Se podía salir de la bodega por un estrecho túnel bajo tierra que llegaba hasta la cuadra. Por un momento, Lucas temió que alguien hubiera mandado trancar la puerta, puesto que el pasaje no se usaba, pero al segundo intento la madera cedió, y él saltó al aire libre que ya presentía por las rendijas, fresco y húmedo. Caía una lluvia torrencial. Ayudó a subir a Lina, quien apenas lograba caminar sola, y por unos instantes descansaron bajo agua, en la oscuridad, a pocos metros de la mansión y el drama que se desarrollaba adentro.
Para Lina el agua que le escurría por el pelo, el rostro, y le empapaba la ropa, era una delicia, apaciguaba el ardor que la consumía. De pronto recordó donde estaba, sintió el cuerpo tibio en el que se apoyaba, así como los brazos que la rodeaban tratando de contener sus temblores. El doctor tenía la mirada fija en un ventanal iluminado.

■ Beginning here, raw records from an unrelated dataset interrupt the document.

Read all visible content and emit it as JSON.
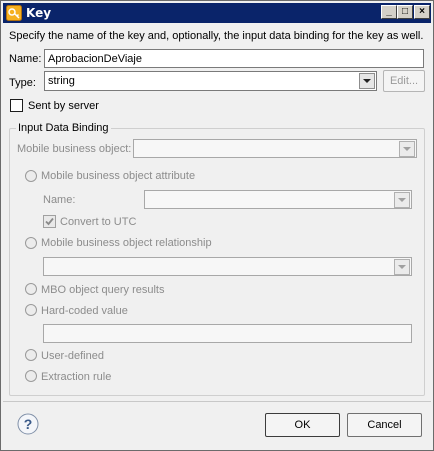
{
  "window": {
    "title": "Key",
    "icon": "key-app-icon",
    "controls": {
      "minimize": "_",
      "maximize": "□",
      "close": "×"
    }
  },
  "description": "Specify the name of the key and, optionally, the input data binding for the key as well.",
  "name_field": {
    "label": "Name:",
    "value": "AprobacionDeViaje"
  },
  "type_field": {
    "label": "Type:",
    "value": "string",
    "edit_button": "Edit..."
  },
  "sent_by_server": {
    "label": "Sent by server",
    "checked": false
  },
  "input_data_binding": {
    "group_label": "Input Data Binding",
    "mbo_label": "Mobile business object:",
    "mbo_value": "",
    "options": {
      "mbo_attribute": "Mobile business object attribute",
      "attr_name_label": "Name:",
      "attr_name_value": "",
      "convert_to_utc": "Convert to UTC",
      "mbo_relationship": "Mobile business object relationship",
      "relationship_value": "",
      "mbo_query_results": "MBO object query results",
      "hard_coded_value": "Hard-coded value",
      "hard_coded_text": "",
      "user_defined": "User-defined",
      "extraction_rule": "Extraction rule"
    }
  },
  "footer": {
    "help": "?",
    "ok": "OK",
    "cancel": "Cancel"
  }
}
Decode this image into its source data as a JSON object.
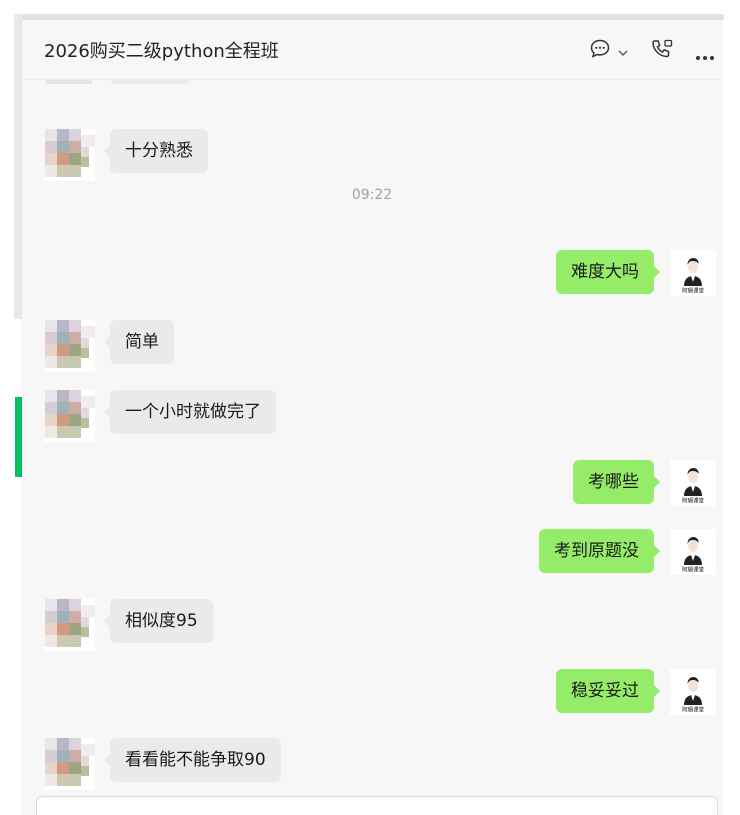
{
  "header": {
    "title": "2026购买二级python全程班",
    "icons": [
      "chat-bubble-icon",
      "chevron-down-icon",
      "phone-icon",
      "more-icon"
    ]
  },
  "colors": {
    "accent": "#07c160",
    "bubble_self": "#95ec69",
    "bubble_other": "#eaeaea"
  },
  "messages": [
    {
      "side": "left",
      "text": "十分熟悉"
    },
    {
      "type": "time",
      "text": "09:22"
    },
    {
      "side": "right",
      "text": "难度大吗"
    },
    {
      "side": "left",
      "text": "简单"
    },
    {
      "side": "left",
      "text": "一个小时就做完了"
    },
    {
      "side": "right",
      "text": "考哪些"
    },
    {
      "side": "right",
      "text": "考到原题没"
    },
    {
      "side": "left",
      "text": "相似度95"
    },
    {
      "side": "right",
      "text": "稳妥妥过"
    },
    {
      "side": "left",
      "text": "看看能不能争取90"
    }
  ],
  "self_avatar_caption": "阿珊课堂"
}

–Tonto... –farfulló el vampiro y pasó por encima de Helio Fernández, que estaba recostado contra la isla de la cocina, agotado–. ¿Qué has hecho con Niobe?
Como un vendaval, revisó la cava, volteando mesa y estanterías, rompiendo botellas y, en medio del estropicio, se dio cuenta por donde se habían escapado.
Helio juntó fuerzas para ponerse en pie. Había cumplido su misión y debería estar orgulloso. Juntó los pedazos de papel amarillento y leyó, desde abajo, Fernando Hompesch... 1805... Sin embargo al llegar arriba se dio cuenta: no era la carta que buscaba. Furioso, arrugó el papel y lo tiró lejos. ¿Qué iba a hacer? No podía volver humillado a Europa, y tenía miedo de Charles... pero no podía ser tan cobarde, pertenecía a una familia notable.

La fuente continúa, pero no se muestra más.